Die Kanzlerin landete gestern in Albanien zur deutsch-albanischen Wirtschaftskonferenz. Merkel betonte nach einem Gespräch mit Ministerpräsident Emi Rama, dass die EU-Beitrittsperspektive wichtig sei für Frieden und Stabilität auf dem Balkan.

Doch Frieden und Stabilität finden sich in den drei Ländern, die Merkel in zwei Tagen besucht, kaum. Albanien ist bettelarm und hat mit organisierter Kriminalität und Korruption zu kämpfen. Bosnien-Herzegowina, wohin Merkel noch am Abend flog, wird weiterhin durch Unabhängigkeitsbestrebungen der Anhänger einer "Serben-Republik" destabilisiert. Das Land hat etwa so viele Einwohner wie Berlin, ist von der Fläche her kleiner als Bayern und droht nun weiter zu zersplittern. Am Tag vor dem Besuch der Kanzlerin leiteten die Serben-Republik-Anhänger neue Schritte ein, um Bosnien-Herzegowina zu schwächen. Sie wollen sich Serbien anschließen.

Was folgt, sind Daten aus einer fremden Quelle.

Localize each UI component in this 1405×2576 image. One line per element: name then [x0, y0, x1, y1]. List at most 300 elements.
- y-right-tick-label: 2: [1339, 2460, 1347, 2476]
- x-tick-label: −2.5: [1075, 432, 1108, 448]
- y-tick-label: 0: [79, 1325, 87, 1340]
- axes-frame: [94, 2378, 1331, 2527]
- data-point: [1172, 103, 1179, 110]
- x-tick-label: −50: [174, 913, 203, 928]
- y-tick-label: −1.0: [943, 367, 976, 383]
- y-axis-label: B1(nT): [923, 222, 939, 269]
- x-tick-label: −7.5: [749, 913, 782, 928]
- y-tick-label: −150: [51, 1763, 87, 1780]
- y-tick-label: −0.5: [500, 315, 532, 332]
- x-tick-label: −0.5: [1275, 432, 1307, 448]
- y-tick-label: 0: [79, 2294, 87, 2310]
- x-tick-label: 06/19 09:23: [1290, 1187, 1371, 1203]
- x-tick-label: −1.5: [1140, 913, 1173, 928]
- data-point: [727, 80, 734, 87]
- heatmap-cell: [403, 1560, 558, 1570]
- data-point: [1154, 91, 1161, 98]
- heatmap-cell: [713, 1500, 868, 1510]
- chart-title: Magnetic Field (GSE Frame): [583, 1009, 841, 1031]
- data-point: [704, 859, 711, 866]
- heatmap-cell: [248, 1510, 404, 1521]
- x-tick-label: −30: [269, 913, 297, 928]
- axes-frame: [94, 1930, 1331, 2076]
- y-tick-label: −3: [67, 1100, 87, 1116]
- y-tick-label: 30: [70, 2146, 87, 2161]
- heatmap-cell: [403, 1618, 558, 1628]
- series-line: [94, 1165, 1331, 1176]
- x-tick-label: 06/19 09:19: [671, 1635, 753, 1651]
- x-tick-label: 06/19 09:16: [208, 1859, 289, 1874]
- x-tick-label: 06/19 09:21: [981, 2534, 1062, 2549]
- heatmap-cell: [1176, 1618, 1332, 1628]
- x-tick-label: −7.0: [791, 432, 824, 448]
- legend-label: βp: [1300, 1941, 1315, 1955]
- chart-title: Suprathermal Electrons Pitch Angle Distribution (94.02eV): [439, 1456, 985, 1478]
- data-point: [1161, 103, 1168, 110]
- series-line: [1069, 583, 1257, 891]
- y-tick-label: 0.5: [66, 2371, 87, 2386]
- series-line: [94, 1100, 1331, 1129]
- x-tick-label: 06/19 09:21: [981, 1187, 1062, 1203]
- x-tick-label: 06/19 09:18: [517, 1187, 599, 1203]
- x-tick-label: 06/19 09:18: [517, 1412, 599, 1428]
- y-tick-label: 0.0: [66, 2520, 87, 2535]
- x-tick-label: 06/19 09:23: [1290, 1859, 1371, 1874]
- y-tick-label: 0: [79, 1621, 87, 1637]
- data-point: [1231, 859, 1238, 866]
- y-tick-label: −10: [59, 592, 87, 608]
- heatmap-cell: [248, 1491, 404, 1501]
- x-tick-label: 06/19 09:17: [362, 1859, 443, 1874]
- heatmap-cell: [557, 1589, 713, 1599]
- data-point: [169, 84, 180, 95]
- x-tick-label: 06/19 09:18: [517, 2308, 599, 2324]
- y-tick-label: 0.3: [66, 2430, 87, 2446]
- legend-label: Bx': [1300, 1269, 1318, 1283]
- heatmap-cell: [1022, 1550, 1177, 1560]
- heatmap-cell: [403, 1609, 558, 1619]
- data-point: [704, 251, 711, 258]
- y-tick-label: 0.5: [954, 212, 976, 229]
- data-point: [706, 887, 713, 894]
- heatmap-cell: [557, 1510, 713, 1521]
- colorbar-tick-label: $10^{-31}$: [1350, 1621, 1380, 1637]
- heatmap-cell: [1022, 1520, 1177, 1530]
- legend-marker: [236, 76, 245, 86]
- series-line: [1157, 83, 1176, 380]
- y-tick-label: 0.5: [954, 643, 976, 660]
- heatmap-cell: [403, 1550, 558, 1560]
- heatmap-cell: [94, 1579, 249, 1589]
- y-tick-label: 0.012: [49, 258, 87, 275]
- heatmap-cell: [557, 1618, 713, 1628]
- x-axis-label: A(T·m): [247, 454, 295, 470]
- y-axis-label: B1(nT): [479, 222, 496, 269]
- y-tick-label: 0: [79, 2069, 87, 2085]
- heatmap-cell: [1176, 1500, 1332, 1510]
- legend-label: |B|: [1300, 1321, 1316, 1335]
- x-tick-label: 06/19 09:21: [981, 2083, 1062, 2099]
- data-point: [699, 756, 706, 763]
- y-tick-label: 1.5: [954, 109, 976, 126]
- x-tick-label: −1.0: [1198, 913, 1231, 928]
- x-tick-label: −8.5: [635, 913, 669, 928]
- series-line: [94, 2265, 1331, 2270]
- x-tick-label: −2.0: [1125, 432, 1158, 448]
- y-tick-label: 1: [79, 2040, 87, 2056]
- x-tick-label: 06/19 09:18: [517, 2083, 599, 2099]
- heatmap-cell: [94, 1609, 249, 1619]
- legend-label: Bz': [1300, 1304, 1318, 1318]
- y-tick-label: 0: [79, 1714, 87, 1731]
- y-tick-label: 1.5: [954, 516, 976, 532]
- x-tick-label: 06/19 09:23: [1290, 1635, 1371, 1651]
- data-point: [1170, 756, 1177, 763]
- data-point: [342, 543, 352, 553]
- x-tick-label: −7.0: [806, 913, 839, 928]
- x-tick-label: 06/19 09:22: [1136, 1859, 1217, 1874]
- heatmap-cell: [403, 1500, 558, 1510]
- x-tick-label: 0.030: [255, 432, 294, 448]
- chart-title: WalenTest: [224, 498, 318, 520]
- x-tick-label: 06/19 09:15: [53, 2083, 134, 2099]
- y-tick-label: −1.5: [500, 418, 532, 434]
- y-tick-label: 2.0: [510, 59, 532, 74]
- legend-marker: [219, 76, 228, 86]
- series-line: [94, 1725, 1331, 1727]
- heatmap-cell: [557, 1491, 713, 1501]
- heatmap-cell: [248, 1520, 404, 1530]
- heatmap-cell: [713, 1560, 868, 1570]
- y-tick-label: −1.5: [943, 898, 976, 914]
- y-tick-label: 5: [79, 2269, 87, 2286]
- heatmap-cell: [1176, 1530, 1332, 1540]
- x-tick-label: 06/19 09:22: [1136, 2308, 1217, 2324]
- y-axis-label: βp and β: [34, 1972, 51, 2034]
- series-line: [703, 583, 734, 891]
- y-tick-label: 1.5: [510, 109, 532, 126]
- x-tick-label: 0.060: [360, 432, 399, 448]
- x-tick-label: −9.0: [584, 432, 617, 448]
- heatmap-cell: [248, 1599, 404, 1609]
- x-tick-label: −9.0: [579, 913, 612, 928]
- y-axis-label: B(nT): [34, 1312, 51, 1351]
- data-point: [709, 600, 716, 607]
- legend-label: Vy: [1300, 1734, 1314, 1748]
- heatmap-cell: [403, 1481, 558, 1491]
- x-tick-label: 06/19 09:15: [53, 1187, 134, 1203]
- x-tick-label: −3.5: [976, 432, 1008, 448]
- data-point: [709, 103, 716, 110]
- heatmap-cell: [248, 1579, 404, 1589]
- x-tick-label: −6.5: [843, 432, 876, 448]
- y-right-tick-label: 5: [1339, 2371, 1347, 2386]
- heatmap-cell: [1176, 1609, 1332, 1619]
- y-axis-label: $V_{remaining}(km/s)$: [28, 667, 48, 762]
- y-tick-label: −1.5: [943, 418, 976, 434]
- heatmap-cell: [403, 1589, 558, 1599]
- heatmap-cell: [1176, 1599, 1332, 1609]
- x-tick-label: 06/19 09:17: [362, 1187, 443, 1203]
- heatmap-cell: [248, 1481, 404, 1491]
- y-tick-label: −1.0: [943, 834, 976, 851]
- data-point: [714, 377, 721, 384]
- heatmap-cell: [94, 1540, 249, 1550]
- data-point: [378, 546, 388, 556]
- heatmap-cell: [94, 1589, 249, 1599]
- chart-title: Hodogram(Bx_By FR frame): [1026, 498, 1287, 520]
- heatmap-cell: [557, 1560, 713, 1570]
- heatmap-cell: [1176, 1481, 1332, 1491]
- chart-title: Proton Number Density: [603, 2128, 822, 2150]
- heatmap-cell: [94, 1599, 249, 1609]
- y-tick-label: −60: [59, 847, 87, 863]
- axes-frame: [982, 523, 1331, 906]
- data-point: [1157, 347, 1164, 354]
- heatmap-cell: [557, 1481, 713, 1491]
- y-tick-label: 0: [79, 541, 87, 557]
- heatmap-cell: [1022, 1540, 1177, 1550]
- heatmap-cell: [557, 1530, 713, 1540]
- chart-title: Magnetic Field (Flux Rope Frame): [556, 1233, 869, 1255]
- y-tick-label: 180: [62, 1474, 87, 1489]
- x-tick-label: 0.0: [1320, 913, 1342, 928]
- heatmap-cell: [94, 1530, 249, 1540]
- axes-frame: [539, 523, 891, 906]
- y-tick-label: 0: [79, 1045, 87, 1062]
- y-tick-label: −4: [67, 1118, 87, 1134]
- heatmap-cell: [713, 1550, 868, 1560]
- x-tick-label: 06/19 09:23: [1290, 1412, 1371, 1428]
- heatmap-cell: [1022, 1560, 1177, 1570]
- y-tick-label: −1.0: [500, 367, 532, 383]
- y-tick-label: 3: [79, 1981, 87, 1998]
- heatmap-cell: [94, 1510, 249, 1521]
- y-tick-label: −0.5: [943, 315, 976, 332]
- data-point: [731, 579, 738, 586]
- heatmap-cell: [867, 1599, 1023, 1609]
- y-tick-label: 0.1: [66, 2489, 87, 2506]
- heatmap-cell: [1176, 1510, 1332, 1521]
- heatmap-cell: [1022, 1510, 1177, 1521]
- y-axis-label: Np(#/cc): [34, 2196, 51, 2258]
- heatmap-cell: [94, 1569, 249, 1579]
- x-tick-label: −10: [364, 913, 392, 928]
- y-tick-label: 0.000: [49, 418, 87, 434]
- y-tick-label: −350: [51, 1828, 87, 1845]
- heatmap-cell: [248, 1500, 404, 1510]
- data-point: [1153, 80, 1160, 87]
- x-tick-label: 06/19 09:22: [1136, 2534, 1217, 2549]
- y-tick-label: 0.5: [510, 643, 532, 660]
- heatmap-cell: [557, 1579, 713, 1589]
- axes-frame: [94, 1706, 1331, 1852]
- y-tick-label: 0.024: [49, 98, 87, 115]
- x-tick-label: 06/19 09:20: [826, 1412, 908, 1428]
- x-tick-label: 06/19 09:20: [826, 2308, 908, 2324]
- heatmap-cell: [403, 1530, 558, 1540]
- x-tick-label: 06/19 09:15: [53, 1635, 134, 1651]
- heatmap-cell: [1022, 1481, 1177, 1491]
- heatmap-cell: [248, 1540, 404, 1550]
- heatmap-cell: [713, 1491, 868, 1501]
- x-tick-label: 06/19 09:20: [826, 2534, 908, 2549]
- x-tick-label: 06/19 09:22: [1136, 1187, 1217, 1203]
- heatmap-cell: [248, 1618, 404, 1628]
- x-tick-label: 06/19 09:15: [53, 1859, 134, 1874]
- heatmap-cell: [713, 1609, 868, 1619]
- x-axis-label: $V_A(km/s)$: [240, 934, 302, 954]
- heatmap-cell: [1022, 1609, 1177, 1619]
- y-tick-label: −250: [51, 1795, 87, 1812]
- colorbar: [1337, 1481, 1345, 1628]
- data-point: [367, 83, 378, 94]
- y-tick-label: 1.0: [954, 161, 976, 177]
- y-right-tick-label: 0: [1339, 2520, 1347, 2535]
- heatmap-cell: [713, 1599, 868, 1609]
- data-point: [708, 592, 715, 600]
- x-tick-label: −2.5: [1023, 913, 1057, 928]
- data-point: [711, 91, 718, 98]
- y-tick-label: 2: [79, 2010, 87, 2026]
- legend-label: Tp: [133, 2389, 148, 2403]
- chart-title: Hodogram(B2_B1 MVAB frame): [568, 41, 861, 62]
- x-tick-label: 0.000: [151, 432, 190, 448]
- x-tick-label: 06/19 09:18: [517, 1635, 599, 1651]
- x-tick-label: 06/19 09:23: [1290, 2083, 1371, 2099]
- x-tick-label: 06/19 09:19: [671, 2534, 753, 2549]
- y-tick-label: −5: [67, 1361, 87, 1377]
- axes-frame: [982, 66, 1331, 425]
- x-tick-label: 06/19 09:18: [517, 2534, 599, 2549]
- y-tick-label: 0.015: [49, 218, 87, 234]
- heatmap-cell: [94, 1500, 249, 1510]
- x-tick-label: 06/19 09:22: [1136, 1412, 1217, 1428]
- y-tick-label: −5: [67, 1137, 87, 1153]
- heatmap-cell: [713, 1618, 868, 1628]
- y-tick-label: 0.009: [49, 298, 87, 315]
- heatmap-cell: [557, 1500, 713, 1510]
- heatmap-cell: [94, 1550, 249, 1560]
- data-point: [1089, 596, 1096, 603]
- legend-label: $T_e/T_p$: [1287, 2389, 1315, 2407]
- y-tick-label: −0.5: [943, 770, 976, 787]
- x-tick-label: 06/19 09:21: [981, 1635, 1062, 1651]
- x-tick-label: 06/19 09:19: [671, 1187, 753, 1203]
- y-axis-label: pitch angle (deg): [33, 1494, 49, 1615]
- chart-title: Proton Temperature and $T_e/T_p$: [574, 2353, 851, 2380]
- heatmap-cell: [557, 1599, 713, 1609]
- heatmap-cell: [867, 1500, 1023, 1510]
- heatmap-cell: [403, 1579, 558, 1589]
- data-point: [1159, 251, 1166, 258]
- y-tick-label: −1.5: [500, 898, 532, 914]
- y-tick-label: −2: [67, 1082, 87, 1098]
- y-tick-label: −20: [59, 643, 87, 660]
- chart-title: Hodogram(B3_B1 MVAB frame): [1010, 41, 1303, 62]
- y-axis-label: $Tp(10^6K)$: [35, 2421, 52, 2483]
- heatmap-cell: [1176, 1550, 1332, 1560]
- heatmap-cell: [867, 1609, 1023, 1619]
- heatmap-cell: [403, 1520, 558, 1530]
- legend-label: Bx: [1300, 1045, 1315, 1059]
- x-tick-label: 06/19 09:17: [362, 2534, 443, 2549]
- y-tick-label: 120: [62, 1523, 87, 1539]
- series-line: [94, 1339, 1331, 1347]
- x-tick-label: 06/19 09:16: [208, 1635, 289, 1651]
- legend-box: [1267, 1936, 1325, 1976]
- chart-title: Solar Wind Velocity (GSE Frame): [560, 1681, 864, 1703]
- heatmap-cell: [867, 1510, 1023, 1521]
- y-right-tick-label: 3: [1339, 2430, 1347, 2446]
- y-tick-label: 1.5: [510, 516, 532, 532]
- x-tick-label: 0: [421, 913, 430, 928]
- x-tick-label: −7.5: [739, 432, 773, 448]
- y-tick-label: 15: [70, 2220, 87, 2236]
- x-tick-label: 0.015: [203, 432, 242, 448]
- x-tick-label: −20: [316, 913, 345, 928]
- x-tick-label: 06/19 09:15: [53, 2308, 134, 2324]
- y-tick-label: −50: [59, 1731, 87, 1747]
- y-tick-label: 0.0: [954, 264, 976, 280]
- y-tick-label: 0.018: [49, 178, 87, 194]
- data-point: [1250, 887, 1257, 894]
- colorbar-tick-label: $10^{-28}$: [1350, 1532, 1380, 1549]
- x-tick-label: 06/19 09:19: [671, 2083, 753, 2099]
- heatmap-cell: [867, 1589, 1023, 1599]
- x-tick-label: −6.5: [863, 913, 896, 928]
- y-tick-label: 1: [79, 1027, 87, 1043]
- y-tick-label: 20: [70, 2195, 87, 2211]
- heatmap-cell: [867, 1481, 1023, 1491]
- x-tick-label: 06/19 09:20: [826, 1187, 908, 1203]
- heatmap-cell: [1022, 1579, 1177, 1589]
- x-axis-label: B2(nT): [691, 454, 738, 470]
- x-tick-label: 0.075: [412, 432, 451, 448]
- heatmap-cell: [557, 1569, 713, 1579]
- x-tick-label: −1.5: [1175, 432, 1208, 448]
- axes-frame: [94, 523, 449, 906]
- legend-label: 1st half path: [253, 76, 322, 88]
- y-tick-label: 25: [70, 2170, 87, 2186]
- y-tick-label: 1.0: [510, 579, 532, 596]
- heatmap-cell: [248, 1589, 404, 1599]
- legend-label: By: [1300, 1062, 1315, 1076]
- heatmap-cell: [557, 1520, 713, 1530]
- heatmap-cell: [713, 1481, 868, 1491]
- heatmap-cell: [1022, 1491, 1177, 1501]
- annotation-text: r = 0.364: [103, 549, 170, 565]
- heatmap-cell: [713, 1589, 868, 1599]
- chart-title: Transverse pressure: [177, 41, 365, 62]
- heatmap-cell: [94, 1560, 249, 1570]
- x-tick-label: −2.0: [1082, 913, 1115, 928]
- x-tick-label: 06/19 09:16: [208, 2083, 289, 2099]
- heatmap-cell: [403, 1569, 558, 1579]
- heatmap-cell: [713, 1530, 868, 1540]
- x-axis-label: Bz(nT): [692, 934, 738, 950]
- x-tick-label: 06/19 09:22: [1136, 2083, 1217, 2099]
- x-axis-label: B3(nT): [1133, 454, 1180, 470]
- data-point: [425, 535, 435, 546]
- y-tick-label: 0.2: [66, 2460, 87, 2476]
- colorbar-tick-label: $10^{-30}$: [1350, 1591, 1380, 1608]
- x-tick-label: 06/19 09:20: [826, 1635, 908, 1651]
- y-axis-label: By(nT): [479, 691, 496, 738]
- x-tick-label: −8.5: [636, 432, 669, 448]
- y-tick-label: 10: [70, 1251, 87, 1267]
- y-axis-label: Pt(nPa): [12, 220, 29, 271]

In diesem Land wiederum schwelt der Konflikt mit dem Kosovo. Dort leben überwiegend Albaner. Immer wieder kommt es zu öffentlichen Auseinandersetzungen mit der serbischen Minderheit.

International isoliert sind die Serben in der Frage, wie sie zum Massaker von Srebrenica stehen. Bislang sind sie nicht bereit, das Massaker als Völkermord zu benennen, was von internationalen Gerichten aber so klassifiziert wurde. Es gibt nur kleine Schritte: Im März nahm Serbien erstmals sieben Männer fest, die in führender Position an dem Massenmord beteiligt gewesen sein sollen. Seit den Geschehnissen konnten sie unbehelligt in Serbien leben. Ihnen soll nun der Prozess gemacht werden. Der serbische Regierungschef Aleksandar Vucic kündigte immerhin an, an der Gedenkfeier zum 20. Jahrestag des Völkermordes in Srebrenica teilzunehmen. Bundeskanzlerin Merkel wird sich heute Nachmittag vor ihrem Rückflug nach Berlin mit Vertreterinnen der "Mütter von Srebrenica" treffen.